The patient, who is 66 years old and requests anonymity, was unintentionally cured of the virus following a stem cell transplant to treat his leukaemia.
Doctors determined that his malignant blood cells needed to be replaced with those from a donor who also happened to be HIV-resistant three and a half years ago.
On July 27, AIDS experts revealed that a fourth person had been "cured" of HIV.
However, the risky operation for patients who were facing cancer may not provide much solace for the tens of millions of people who are HIV-positive globally.
In advance of the International AIDS Conference, which gets underway in Montreal, Canada, on Friday, the 66-year-old man, known as the "City of Hope" patient after the Californian facility where he received treatment, was told that his illness was in remission.
After experts reported in February that a US woman known as the New York patient had also entered remission, he is the second individual to be officially declared to have been cured this year.
He said in a statement: "When I was diagnosed with HIV in 1988, like many others, I thought it was a death sentence.

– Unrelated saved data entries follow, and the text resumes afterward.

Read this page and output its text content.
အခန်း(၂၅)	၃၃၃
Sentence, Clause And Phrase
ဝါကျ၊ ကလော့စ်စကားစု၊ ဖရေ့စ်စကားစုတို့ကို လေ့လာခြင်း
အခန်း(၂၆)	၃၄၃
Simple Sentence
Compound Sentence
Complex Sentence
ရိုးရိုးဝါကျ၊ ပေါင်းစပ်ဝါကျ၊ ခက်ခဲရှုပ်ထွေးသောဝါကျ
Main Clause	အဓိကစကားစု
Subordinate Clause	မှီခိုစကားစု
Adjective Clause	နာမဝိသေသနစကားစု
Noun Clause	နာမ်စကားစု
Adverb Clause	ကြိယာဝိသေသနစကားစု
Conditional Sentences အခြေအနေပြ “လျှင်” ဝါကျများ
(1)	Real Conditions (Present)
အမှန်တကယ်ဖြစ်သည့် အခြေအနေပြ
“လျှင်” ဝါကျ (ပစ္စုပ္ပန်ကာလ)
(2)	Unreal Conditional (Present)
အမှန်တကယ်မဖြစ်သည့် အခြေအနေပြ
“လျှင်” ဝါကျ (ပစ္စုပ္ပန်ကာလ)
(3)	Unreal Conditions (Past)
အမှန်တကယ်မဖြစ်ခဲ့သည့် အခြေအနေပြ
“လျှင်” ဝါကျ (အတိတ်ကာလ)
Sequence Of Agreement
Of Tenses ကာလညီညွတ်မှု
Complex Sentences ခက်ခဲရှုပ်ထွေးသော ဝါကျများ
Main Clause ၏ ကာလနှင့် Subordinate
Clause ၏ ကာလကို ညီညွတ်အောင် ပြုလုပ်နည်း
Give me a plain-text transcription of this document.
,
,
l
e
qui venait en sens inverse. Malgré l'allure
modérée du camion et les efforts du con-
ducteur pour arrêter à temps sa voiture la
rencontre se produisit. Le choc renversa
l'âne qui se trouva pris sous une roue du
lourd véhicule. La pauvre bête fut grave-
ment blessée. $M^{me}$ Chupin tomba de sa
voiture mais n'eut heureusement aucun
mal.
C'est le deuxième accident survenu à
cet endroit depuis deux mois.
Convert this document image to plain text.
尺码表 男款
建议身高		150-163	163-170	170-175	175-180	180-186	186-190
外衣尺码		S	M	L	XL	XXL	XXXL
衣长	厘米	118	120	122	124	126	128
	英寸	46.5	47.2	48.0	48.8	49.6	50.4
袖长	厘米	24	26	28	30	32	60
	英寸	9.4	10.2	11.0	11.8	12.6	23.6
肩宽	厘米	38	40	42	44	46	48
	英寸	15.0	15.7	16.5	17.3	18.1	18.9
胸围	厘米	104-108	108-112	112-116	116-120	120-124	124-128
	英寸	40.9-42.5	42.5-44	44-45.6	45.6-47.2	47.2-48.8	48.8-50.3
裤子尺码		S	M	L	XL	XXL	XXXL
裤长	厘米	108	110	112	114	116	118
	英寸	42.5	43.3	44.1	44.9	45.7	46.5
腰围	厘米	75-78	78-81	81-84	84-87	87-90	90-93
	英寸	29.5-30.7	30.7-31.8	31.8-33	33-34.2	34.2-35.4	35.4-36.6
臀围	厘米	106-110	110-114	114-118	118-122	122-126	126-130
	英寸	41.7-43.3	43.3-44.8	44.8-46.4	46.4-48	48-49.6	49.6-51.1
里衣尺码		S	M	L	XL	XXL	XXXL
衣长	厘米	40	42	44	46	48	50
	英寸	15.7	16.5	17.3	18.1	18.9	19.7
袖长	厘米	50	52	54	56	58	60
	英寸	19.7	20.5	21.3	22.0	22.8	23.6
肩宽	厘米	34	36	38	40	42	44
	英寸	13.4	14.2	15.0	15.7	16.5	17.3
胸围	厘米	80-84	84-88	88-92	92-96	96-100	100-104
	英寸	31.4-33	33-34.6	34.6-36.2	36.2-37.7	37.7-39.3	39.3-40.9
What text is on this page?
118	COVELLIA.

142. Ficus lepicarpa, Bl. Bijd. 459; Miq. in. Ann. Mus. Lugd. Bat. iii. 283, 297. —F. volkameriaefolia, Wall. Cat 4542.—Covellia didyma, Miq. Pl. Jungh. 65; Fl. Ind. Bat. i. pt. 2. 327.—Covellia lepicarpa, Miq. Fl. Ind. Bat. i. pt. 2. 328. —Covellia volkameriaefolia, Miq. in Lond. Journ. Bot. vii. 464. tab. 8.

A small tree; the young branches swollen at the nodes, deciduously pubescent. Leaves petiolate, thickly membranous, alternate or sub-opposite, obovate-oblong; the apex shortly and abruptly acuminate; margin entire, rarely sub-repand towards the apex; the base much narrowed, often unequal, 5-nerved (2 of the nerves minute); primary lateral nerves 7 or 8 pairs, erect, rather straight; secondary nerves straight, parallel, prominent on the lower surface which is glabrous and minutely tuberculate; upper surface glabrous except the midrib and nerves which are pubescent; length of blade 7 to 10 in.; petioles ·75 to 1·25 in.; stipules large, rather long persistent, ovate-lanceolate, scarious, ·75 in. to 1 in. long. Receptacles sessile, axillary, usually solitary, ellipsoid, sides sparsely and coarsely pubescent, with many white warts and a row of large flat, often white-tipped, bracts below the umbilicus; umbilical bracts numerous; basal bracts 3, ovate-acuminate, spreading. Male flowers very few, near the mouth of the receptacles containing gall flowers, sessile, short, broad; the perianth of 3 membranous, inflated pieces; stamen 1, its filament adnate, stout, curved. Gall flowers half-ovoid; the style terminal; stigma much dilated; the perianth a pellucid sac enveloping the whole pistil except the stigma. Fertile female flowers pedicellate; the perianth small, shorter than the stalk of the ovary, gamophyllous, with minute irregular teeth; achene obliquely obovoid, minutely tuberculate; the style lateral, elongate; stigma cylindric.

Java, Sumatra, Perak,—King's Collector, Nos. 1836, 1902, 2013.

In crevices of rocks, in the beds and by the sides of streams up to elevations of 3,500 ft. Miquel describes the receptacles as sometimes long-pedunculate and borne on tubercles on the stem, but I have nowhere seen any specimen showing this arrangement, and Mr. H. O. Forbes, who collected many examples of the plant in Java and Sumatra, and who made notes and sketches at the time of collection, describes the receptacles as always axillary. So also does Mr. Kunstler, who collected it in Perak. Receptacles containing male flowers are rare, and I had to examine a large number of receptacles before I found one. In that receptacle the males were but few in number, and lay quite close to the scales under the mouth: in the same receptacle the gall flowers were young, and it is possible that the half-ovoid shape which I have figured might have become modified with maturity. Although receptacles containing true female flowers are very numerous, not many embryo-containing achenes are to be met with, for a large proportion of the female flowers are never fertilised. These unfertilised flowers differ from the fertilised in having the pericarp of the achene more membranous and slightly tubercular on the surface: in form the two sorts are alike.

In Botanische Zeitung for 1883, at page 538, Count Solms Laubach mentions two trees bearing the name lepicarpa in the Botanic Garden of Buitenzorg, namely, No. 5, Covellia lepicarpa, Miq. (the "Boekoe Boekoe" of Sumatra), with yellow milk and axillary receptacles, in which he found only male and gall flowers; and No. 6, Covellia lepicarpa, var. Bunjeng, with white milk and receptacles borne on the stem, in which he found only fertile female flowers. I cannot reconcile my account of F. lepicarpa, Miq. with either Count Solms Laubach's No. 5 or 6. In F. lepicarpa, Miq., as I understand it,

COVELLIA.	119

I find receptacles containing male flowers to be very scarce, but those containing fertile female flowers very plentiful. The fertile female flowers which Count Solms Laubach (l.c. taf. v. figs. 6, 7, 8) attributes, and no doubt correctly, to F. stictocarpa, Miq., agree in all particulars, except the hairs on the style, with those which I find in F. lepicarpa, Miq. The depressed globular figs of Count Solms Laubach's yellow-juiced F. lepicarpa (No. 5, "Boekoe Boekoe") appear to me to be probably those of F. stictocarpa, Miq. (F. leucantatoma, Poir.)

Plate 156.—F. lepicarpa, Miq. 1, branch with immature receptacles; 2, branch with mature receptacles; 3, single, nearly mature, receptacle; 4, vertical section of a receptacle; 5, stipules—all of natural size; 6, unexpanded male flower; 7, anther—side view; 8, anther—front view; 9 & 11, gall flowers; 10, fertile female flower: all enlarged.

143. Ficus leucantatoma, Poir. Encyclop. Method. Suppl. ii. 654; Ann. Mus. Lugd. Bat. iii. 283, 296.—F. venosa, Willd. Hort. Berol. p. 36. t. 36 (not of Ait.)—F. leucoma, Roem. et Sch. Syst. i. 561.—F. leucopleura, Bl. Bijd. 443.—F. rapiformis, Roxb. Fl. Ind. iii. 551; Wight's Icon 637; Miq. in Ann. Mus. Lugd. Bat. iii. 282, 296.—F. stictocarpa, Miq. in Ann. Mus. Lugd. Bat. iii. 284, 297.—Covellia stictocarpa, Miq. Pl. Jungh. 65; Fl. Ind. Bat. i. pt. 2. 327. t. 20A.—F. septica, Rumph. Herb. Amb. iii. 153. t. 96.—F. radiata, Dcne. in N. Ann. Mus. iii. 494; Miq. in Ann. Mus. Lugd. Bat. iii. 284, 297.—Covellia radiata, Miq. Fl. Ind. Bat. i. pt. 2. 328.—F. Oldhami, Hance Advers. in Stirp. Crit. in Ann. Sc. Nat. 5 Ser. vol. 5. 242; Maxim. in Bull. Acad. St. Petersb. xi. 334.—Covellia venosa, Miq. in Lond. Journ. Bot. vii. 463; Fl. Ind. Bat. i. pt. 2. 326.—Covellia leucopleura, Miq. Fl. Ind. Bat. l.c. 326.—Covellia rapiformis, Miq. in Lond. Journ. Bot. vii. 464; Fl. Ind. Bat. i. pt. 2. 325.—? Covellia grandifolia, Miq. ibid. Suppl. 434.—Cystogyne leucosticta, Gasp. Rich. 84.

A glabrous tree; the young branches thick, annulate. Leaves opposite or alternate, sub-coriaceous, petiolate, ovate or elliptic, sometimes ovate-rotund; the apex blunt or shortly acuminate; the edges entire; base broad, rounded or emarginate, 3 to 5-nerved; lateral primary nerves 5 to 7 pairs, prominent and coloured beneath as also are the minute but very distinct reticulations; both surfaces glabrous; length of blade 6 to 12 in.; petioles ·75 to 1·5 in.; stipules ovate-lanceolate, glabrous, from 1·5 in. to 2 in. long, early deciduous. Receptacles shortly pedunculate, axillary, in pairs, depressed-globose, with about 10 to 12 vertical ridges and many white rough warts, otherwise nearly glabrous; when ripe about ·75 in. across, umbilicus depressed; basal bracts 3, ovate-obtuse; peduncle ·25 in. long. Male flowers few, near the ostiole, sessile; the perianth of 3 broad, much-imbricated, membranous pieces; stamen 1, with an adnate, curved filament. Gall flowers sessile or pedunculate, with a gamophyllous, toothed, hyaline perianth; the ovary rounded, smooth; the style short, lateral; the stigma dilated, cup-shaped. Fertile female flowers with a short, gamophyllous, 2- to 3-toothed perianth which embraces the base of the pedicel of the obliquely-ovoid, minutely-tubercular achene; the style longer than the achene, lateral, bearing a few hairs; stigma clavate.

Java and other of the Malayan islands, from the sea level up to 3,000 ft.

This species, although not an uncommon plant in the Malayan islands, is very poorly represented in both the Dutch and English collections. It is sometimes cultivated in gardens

"I never thought I would live to see the day that I no longer have HIV."
He is one of four patients who have been treated in this fashion, and he is the oldest. Timothy Ray Brown, a "Berlin patient," was the first in 2007.
The cure is the "holy grail," according to the president-elect of the International Aids Society (IAS), and it provides "continuing hope and motivation" for HIV-positive people.
Because non-HIV positive donors lack the receptors needed for HIV to infect cells, scientists think it works.